Te venger, malheureux ! De qui ? De l'Éternel ! Eh, que peux-tu, dis-moi, contre ce Roi du Ciel ? Oui, tu peux il est vrai multipliant tes crimes, Te plonger, chaque jour, d'abîmes en abîmes, Et forcer, malgré lui, ton Juge rigoureux, D'allumer dans ton gouffre encor de nouveaux feux. Tu viens deshonorer, par le nom d'esclavage, Ces respects assidus, et ce profond hommage, Que nous rendons sans cesse au souverain Seigneur, Qui fait couler en nous et l'être et le bonheur. Tu blâmes envers lui notre reconnaissance, Et ta révolte insulte à notre obéissance. Ah ! Puissai-je me voir honoré de son choix Quand il voudra dicter ses adorables lois ! Puissai-je, tout brûlant d'un zèle salutaire, Et prosterné toujours devant son sanctuaire, Mériter que ce Dieu, qu'on ne peut trop aimer, D'une nouvelle ardeur se plaise à m'enflammer ! Mais toi, qu'aveugle ici l'affreuse ingratitude, Sais-tu, traître, sais-tu, quelle est la servitude ? C'est, dans ses noirs complots, de suivre un insensé ; C'est d'un infâme orgueil mortellement blessé, De sa rébellion devenir les complices, Et mériter ainsi les plus cruels supplices. Tel est le sort des tiens dans le fond des enfers ; Esclaves d'un esclave ils partagent tes fers : Tu leur as fait changer, pour être despotique, Les liens de l'amour en un joug tyrannique, Tandis que nous goûtons, pleins de félicité, Des enfants du Très-haut la sainte liberté. Jouis de ton empire, aucun ne te l'envie ; Ta couronne jamais ne peut t'être ravie. Jamais tu ne verras, au mépris de ta loi, Tes fidèles sujets s'élever contre toi. Règne, tu l'as voulu, ton sceptre est ton ouvrage ; Le Ténare est ton bien, le ciel est mon partage ; J'y servirai sans fin cet Arbitre des temps, Qui n'a pû mériter tes voeux ni ton encens. Cependant, de ces lieux, fuis, songe à disparaître ; Ils ne sauraient souffrir la présence d'un traître. Réserve pour les tiens ton poison suborneur, Garde-toi d'approcher des élus du Seigneur : Par ses ordres, ici, je défends cette place ; Et mon bras serait prompt à punir ton audace. Songe que pour borner le cours de tes desseins, Cette trempe divine est un foudre en mes mains.

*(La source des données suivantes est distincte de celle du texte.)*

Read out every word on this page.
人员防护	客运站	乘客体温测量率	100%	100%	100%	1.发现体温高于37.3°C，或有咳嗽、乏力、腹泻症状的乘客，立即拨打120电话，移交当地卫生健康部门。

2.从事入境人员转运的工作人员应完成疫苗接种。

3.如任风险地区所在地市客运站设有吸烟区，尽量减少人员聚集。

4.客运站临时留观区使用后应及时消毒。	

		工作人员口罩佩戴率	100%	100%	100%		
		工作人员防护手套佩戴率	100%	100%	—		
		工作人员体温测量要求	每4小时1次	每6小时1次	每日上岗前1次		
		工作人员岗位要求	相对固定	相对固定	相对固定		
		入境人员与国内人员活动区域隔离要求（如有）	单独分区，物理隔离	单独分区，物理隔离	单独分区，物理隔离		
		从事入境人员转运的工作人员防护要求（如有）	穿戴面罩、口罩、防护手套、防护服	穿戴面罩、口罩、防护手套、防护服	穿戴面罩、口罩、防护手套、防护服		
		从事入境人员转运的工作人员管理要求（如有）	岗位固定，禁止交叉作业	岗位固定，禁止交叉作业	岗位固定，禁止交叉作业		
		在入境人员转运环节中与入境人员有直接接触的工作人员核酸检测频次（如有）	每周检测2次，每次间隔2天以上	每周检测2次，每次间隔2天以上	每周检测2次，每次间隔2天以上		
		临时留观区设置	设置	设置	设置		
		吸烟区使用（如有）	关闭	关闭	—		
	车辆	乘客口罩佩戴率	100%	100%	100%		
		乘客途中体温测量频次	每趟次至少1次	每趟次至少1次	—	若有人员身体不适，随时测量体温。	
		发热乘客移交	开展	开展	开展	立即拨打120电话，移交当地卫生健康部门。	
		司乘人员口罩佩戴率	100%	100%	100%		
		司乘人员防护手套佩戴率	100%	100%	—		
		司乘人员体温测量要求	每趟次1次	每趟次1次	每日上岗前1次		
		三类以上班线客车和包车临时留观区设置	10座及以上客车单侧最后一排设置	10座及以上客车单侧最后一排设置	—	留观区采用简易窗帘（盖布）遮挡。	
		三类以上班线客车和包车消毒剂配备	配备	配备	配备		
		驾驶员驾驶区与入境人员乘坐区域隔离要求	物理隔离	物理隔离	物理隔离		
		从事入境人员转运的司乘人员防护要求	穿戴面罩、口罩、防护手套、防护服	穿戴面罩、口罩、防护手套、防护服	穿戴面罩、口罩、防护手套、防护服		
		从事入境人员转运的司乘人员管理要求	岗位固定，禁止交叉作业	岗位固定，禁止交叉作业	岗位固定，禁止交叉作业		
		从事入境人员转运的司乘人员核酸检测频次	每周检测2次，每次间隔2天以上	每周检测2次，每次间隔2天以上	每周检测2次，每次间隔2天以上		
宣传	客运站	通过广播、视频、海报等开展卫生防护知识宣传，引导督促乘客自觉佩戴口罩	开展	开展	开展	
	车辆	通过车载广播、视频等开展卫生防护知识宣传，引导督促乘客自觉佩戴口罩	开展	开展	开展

SCÈNE VI. Raphaël, Gabriel, Satan.

ACTE III

SCÈNE PREMIÈRE. Raphaël, Adam.

RAPHAËL

Le Monde, cher Adam, n'existait pas encore, Quand cet Être infini ; que l'univers adore, Appela ses guerriers pour leur donner ses lois ; Son innombrable armée accourut à sa voix. Sous ses chefs radieux cette milice sainte Formait, pleine d'ardeur, une brillante enceinte : Les enseignes flottaient dans le vague des airs, Et de nos légions marquaient les rangs divers. Alors le Dieu du Ciel, aussi puissant que juste, Entre ses bras sacrés tenant son fils auguste, À travers sa splendeur fit entendre ces mots : Vous, que j'ai réunis sous mes divins drapeaux, Chérubins enflammés, pures Intelligences, Anges, Principautés, Trônes, Vertus, Puissances Écoutez mes décrets. Vous voyez dans mon sein, Mon Verbe, mon égal, mon fils unique enfin.... Qui dira de ce fils l'origine sacrée ? Je l'engendre en ce jour d'éternelle durée. Rendez-lui désormais l'hommage qui m'est dû : De mon autorité ma main l'a revêtu. Que les Cieux soient soumis à son pouvoir suprême. Je l'ai fait votre Roi ; j'ai juré par moi-même, Que des êtres créés chacun l'adorerait. Qu'à jamais devant lui tout genou fléchirait, Étroitement unis sous son sceptre immuable, Vous jouirez sans fin d'un bonheur ineffable. S'il osait s'élever quelques séditieux, Un exil éternel les bannirait des Cieux ; Et pour les engloutir dans ses flammes fécondes, Le Chaos ouvrirait ses cavernes profondes. Dieu dit, tout fut soumis ; ou du moins ce grand jour Adam semblait n'offrir que respect et qu'amour. Mais bientôt dans l'Olympe un Archange rebelle, Satan, dis-je, aujourd'hui c'est ainsi qu'on l'appelle ; Le nom qu'il eut aux Cieux ne se prononce plus : Satan donc, autrefois le premier des élus, Au fils de l'Éternel refusa son hommage. Nous forge-t-on, dit-il, un nouvel esclavage ? À notre liberté quels sont ces attentats ? Pourquoi ce nouveau maître ? Un ne suffit-il pas ? Il a reçu le sceptre et l'onction sacrée ; Quoi ! Ne sommes nous plus les Rois de l'Empirée ? Nos trônes sont-ils faits pour tomber à ses pieds, Et les enfants des Cieux pour être humiliés ? Si nous sommes exempts des atteintes du crime, A-t-on de nous régir quelque droit légitime ? Non, non, l'indépendance est l'attribut des Dieux ; Le joug dégraderait un rang si glorieux. Satan prépare ainsi sa révolte funeste Se fait des partisans dans l'empire céleste, Divise enfin l'armée, et vers les Aquilon, Pour s'égaler à Dieu, dresse ses pavillons.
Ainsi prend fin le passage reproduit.